The Case for (and against) Kennedy
The man (usually) in black had a breakout season in 2011. Despite showing glimpses of his potential in past years, injuries derailed him until this year. After missing the first two games of the season while still recovering from injury, Kennedy started the third game and never relinquished the position. Compared to other goalkeepers, he had an impressive statistical season, finishing fifth in saves (100), tied for second in shutouts (9), tied for second in saved penalty kicks (2), and sixth among starters with at least 15 starts in save percentage (70). I already made a case that he should be considered for the U.S. Men's National Team. That hasn't changed. I think next season could potentially help Kennedy much more, if Chivas are able to upgrade the defense and prevent total breakdowns that were a bad habit on the backline this season.
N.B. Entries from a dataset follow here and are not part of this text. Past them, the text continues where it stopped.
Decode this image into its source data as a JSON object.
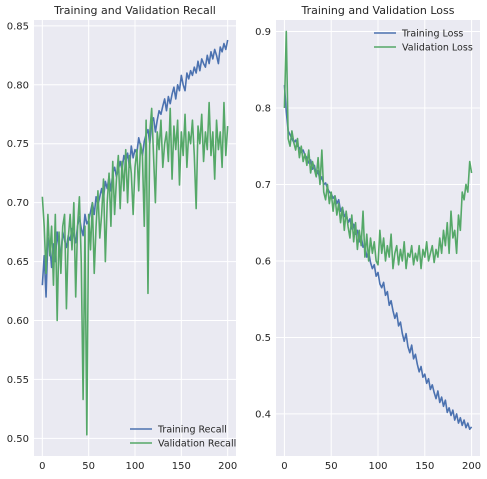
{
  "colors": {
    "training": "#4c72b0",
    "validation": "#55a868",
    "plot_background": "#eaeaf2",
    "grid": "#ffffff"
  },
  "chart_data": [
    {
      "type": "line",
      "title": "Training and Validation Recall",
      "xlabel": "",
      "ylabel": "",
      "xlim": [
        -9,
        209
      ],
      "ylim": [
        0.485,
        0.855
      ],
      "xticks": [
        0,
        50,
        100,
        150,
        200
      ],
      "yticks": [
        0.5,
        0.55,
        0.6,
        0.65,
        0.7,
        0.75,
        0.8,
        0.85
      ],
      "xtick_labels": [
        "0",
        "50",
        "100",
        "150",
        "200"
      ],
      "ytick_labels": [
        "0.50",
        "0.55",
        "0.60",
        "0.65",
        "0.70",
        "0.75",
        "0.80",
        "0.85"
      ],
      "grid": true,
      "legend_position": "bottom-right",
      "series": [
        {
          "name": "Training Recall",
          "color": "#4c72b0",
          "x": [
            0,
            2,
            4,
            6,
            8,
            10,
            12,
            14,
            16,
            18,
            20,
            22,
            24,
            26,
            28,
            30,
            32,
            34,
            36,
            38,
            40,
            42,
            44,
            46,
            48,
            50,
            52,
            54,
            56,
            58,
            60,
            62,
            64,
            66,
            68,
            70,
            72,
            74,
            76,
            78,
            80,
            82,
            84,
            86,
            88,
            90,
            92,
            94,
            96,
            98,
            100,
            102,
            104,
            106,
            108,
            110,
            112,
            114,
            116,
            118,
            120,
            122,
            124,
            126,
            128,
            130,
            132,
            134,
            136,
            138,
            140,
            142,
            144,
            146,
            148,
            150,
            152,
            154,
            156,
            158,
            160,
            162,
            164,
            166,
            168,
            170,
            172,
            174,
            176,
            178,
            180,
            182,
            184,
            186,
            188,
            190,
            192,
            194,
            196,
            198,
            200
          ],
          "y": [
            0.63,
            0.655,
            0.62,
            0.67,
            0.665,
            0.645,
            0.665,
            0.65,
            0.675,
            0.662,
            0.655,
            0.675,
            0.668,
            0.662,
            0.672,
            0.668,
            0.678,
            0.672,
            0.666,
            0.68,
            0.688,
            0.678,
            0.672,
            0.69,
            0.682,
            0.685,
            0.692,
            0.7,
            0.69,
            0.705,
            0.698,
            0.705,
            0.712,
            0.704,
            0.718,
            0.712,
            0.722,
            0.71,
            0.725,
            0.73,
            0.722,
            0.728,
            0.735,
            0.728,
            0.74,
            0.735,
            0.742,
            0.73,
            0.748,
            0.738,
            0.745,
            0.742,
            0.755,
            0.748,
            0.74,
            0.752,
            0.758,
            0.762,
            0.75,
            0.768,
            0.772,
            0.76,
            0.77,
            0.778,
            0.775,
            0.782,
            0.788,
            0.778,
            0.79,
            0.784,
            0.792,
            0.798,
            0.788,
            0.8,
            0.795,
            0.808,
            0.8,
            0.795,
            0.81,
            0.805,
            0.812,
            0.808,
            0.815,
            0.81,
            0.82,
            0.812,
            0.822,
            0.818,
            0.815,
            0.825,
            0.818,
            0.828,
            0.822,
            0.83,
            0.825,
            0.818,
            0.832,
            0.828,
            0.835,
            0.83,
            0.838
          ]
        },
        {
          "name": "Validation Recall",
          "color": "#55a868",
          "x": [
            0,
            2,
            4,
            6,
            8,
            10,
            12,
            14,
            16,
            18,
            20,
            22,
            24,
            26,
            28,
            30,
            32,
            34,
            36,
            38,
            40,
            42,
            44,
            46,
            48,
            50,
            52,
            54,
            56,
            58,
            60,
            62,
            64,
            66,
            68,
            70,
            72,
            74,
            76,
            78,
            80,
            82,
            84,
            86,
            88,
            90,
            92,
            94,
            96,
            98,
            100,
            102,
            104,
            106,
            108,
            110,
            112,
            114,
            116,
            118,
            120,
            122,
            124,
            126,
            128,
            130,
            132,
            134,
            136,
            138,
            140,
            142,
            144,
            146,
            148,
            150,
            152,
            154,
            156,
            158,
            160,
            162,
            164,
            166,
            168,
            170,
            172,
            174,
            176,
            178,
            180,
            182,
            184,
            186,
            188,
            190,
            192,
            194,
            196,
            198,
            200
          ],
          "y": [
            0.705,
            0.68,
            0.64,
            0.69,
            0.655,
            0.68,
            0.63,
            0.69,
            0.6,
            0.675,
            0.64,
            0.68,
            0.69,
            0.61,
            0.67,
            0.69,
            0.66,
            0.7,
            0.62,
            0.68,
            0.705,
            0.65,
            0.533,
            0.68,
            0.503,
            0.69,
            0.66,
            0.7,
            0.64,
            0.68,
            0.71,
            0.67,
            0.69,
            0.72,
            0.65,
            0.7,
            0.725,
            0.68,
            0.735,
            0.69,
            0.72,
            0.74,
            0.695,
            0.735,
            0.71,
            0.745,
            0.7,
            0.74,
            0.725,
            0.69,
            0.73,
            0.745,
            0.71,
            0.75,
            0.74,
            0.68,
            0.77,
            0.623,
            0.76,
            0.78,
            0.74,
            0.7,
            0.76,
            0.745,
            0.77,
            0.73,
            0.75,
            0.76,
            0.735,
            0.78,
            0.72,
            0.765,
            0.745,
            0.77,
            0.715,
            0.76,
            0.74,
            0.775,
            0.73,
            0.76,
            0.75,
            0.77,
            0.74,
            0.695,
            0.765,
            0.75,
            0.775,
            0.735,
            0.76,
            0.745,
            0.785,
            0.74,
            0.76,
            0.72,
            0.77,
            0.745,
            0.76,
            0.73,
            0.785,
            0.74,
            0.765
          ]
        }
      ]
    },
    {
      "type": "line",
      "title": "Training and Validation Loss",
      "xlabel": "",
      "ylabel": "",
      "xlim": [
        -9,
        209
      ],
      "ylim": [
        0.345,
        0.915
      ],
      "xticks": [
        0,
        50,
        100,
        150,
        200
      ],
      "yticks": [
        0.4,
        0.5,
        0.6,
        0.7,
        0.8,
        0.9
      ],
      "xtick_labels": [
        "0",
        "50",
        "100",
        "150",
        "200"
      ],
      "ytick_labels": [
        "0.4",
        "0.5",
        "0.6",
        "0.7",
        "0.8",
        "0.9"
      ],
      "grid": true,
      "legend_position": "top-right",
      "series": [
        {
          "name": "Training Loss",
          "color": "#4c72b0",
          "x": [
            0,
            2,
            4,
            6,
            8,
            10,
            12,
            14,
            16,
            18,
            20,
            22,
            24,
            26,
            28,
            30,
            32,
            34,
            36,
            38,
            40,
            42,
            44,
            46,
            48,
            50,
            52,
            54,
            56,
            58,
            60,
            62,
            64,
            66,
            68,
            70,
            72,
            74,
            76,
            78,
            80,
            82,
            84,
            86,
            88,
            90,
            92,
            94,
            96,
            98,
            100,
            102,
            104,
            106,
            108,
            110,
            112,
            114,
            116,
            118,
            120,
            122,
            124,
            126,
            128,
            130,
            132,
            134,
            136,
            138,
            140,
            142,
            144,
            146,
            148,
            150,
            152,
            154,
            156,
            158,
            160,
            162,
            164,
            166,
            168,
            170,
            172,
            174,
            176,
            178,
            180,
            182,
            184,
            186,
            188,
            190,
            192,
            194,
            196,
            198,
            200
          ],
          "y": [
            0.83,
            0.795,
            0.77,
            0.765,
            0.76,
            0.755,
            0.758,
            0.75,
            0.748,
            0.742,
            0.745,
            0.738,
            0.735,
            0.728,
            0.732,
            0.72,
            0.725,
            0.712,
            0.718,
            0.705,
            0.71,
            0.7,
            0.702,
            0.695,
            0.69,
            0.688,
            0.682,
            0.685,
            0.675,
            0.68,
            0.665,
            0.67,
            0.658,
            0.662,
            0.65,
            0.655,
            0.642,
            0.648,
            0.635,
            0.64,
            0.625,
            0.632,
            0.618,
            0.62,
            0.605,
            0.612,
            0.598,
            0.59,
            0.595,
            0.58,
            0.585,
            0.57,
            0.565,
            0.572,
            0.555,
            0.56,
            0.542,
            0.548,
            0.535,
            0.525,
            0.532,
            0.515,
            0.52,
            0.505,
            0.495,
            0.505,
            0.488,
            0.48,
            0.49,
            0.472,
            0.478,
            0.465,
            0.455,
            0.462,
            0.448,
            0.452,
            0.44,
            0.446,
            0.432,
            0.438,
            0.428,
            0.42,
            0.43,
            0.415,
            0.422,
            0.41,
            0.418,
            0.402,
            0.408,
            0.398,
            0.405,
            0.392,
            0.4,
            0.388,
            0.395,
            0.385,
            0.392,
            0.382,
            0.388,
            0.38,
            0.383
          ]
        },
        {
          "name": "Validation Loss",
          "color": "#55a868",
          "x": [
            0,
            2,
            4,
            6,
            8,
            10,
            12,
            14,
            16,
            18,
            20,
            22,
            24,
            26,
            28,
            30,
            32,
            34,
            36,
            38,
            40,
            42,
            44,
            46,
            48,
            50,
            52,
            54,
            56,
            58,
            60,
            62,
            64,
            66,
            68,
            70,
            72,
            74,
            76,
            78,
            80,
            82,
            84,
            86,
            88,
            90,
            92,
            94,
            96,
            98,
            100,
            102,
            104,
            106,
            108,
            110,
            112,
            114,
            116,
            118,
            120,
            122,
            124,
            126,
            128,
            130,
            132,
            134,
            136,
            138,
            140,
            142,
            144,
            146,
            148,
            150,
            152,
            154,
            156,
            158,
            160,
            162,
            164,
            166,
            168,
            170,
            172,
            174,
            176,
            178,
            180,
            182,
            184,
            186,
            188,
            190,
            192,
            194,
            196,
            198,
            200
          ],
          "y": [
            0.8,
            0.9,
            0.76,
            0.75,
            0.77,
            0.755,
            0.745,
            0.76,
            0.735,
            0.75,
            0.73,
            0.74,
            0.725,
            0.745,
            0.715,
            0.73,
            0.72,
            0.71,
            0.735,
            0.7,
            0.745,
            0.69,
            0.68,
            0.7,
            0.675,
            0.69,
            0.665,
            0.685,
            0.66,
            0.675,
            0.65,
            0.67,
            0.64,
            0.665,
            0.645,
            0.63,
            0.66,
            0.625,
            0.65,
            0.615,
            0.64,
            0.62,
            0.665,
            0.605,
            0.635,
            0.6,
            0.63,
            0.61,
            0.625,
            0.6,
            0.595,
            0.64,
            0.61,
            0.63,
            0.6,
            0.62,
            0.605,
            0.635,
            0.59,
            0.61,
            0.62,
            0.595,
            0.615,
            0.6,
            0.625,
            0.59,
            0.61,
            0.605,
            0.62,
            0.595,
            0.61,
            0.6,
            0.62,
            0.59,
            0.615,
            0.605,
            0.625,
            0.6,
            0.61,
            0.62,
            0.598,
            0.615,
            0.605,
            0.63,
            0.61,
            0.64,
            0.62,
            0.65,
            0.61,
            0.665,
            0.63,
            0.64,
            0.61,
            0.66,
            0.64,
            0.69,
            0.68,
            0.7,
            0.69,
            0.73,
            0.715
          ]
        }
      ]
    }
  ]
}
If you look back through the match reports this season, when Chivas got a win or a draw, more often than not I credited Kennedy for preserving the points, as he was asked to make remarkable saves to keep Chivas afloat, especially late in games. Given the other MVP candidates, if we imagined the team without any of them this season, it would have meant a weaker team, obviously. But compare the loss of JPA, Pearce, LaBrocca, or 'other' to the loss of Kennedy. I submit that losing Kennedy for a replacement-value goalkeeper would have been more costly than a replacement-level outfield player for any of the others.
I think the demerits from naming Kennedy MVP are few, but they come to mind. Although a good goalkeeper can help a team earn a shutout or preserve a victory or draw, they (normally) don't contribute offensively. Goals are necessary to actually win matches, as a season of scoreless draws (however incredible) would result in just 34 points. That's only two points worse than how Chivas finished the season, but it is 12 points worse than the final playoff qualifier, New York Red Bulls. So goalkeepers are vital, but a team needs outfield players who can score goals.
The question, then, is which outfield player would deserve the recognition over Kennedy? Nick LaBrocca was the key player on the offensive end over the entire season. While LaBrocca also had a breakout season, he lost his rhythm towards the end of the campaign. Whether it was because he was tired, other teams were doing a better job of marking him, or the arrival of JPA meant he took a different role on the field is unclear. It was probably a combination of those factors. But while LaBrocca was the clear MVP through the first half of the season, comparing his body of work to Kennedy's over the entire season leads me to go with Kennedy.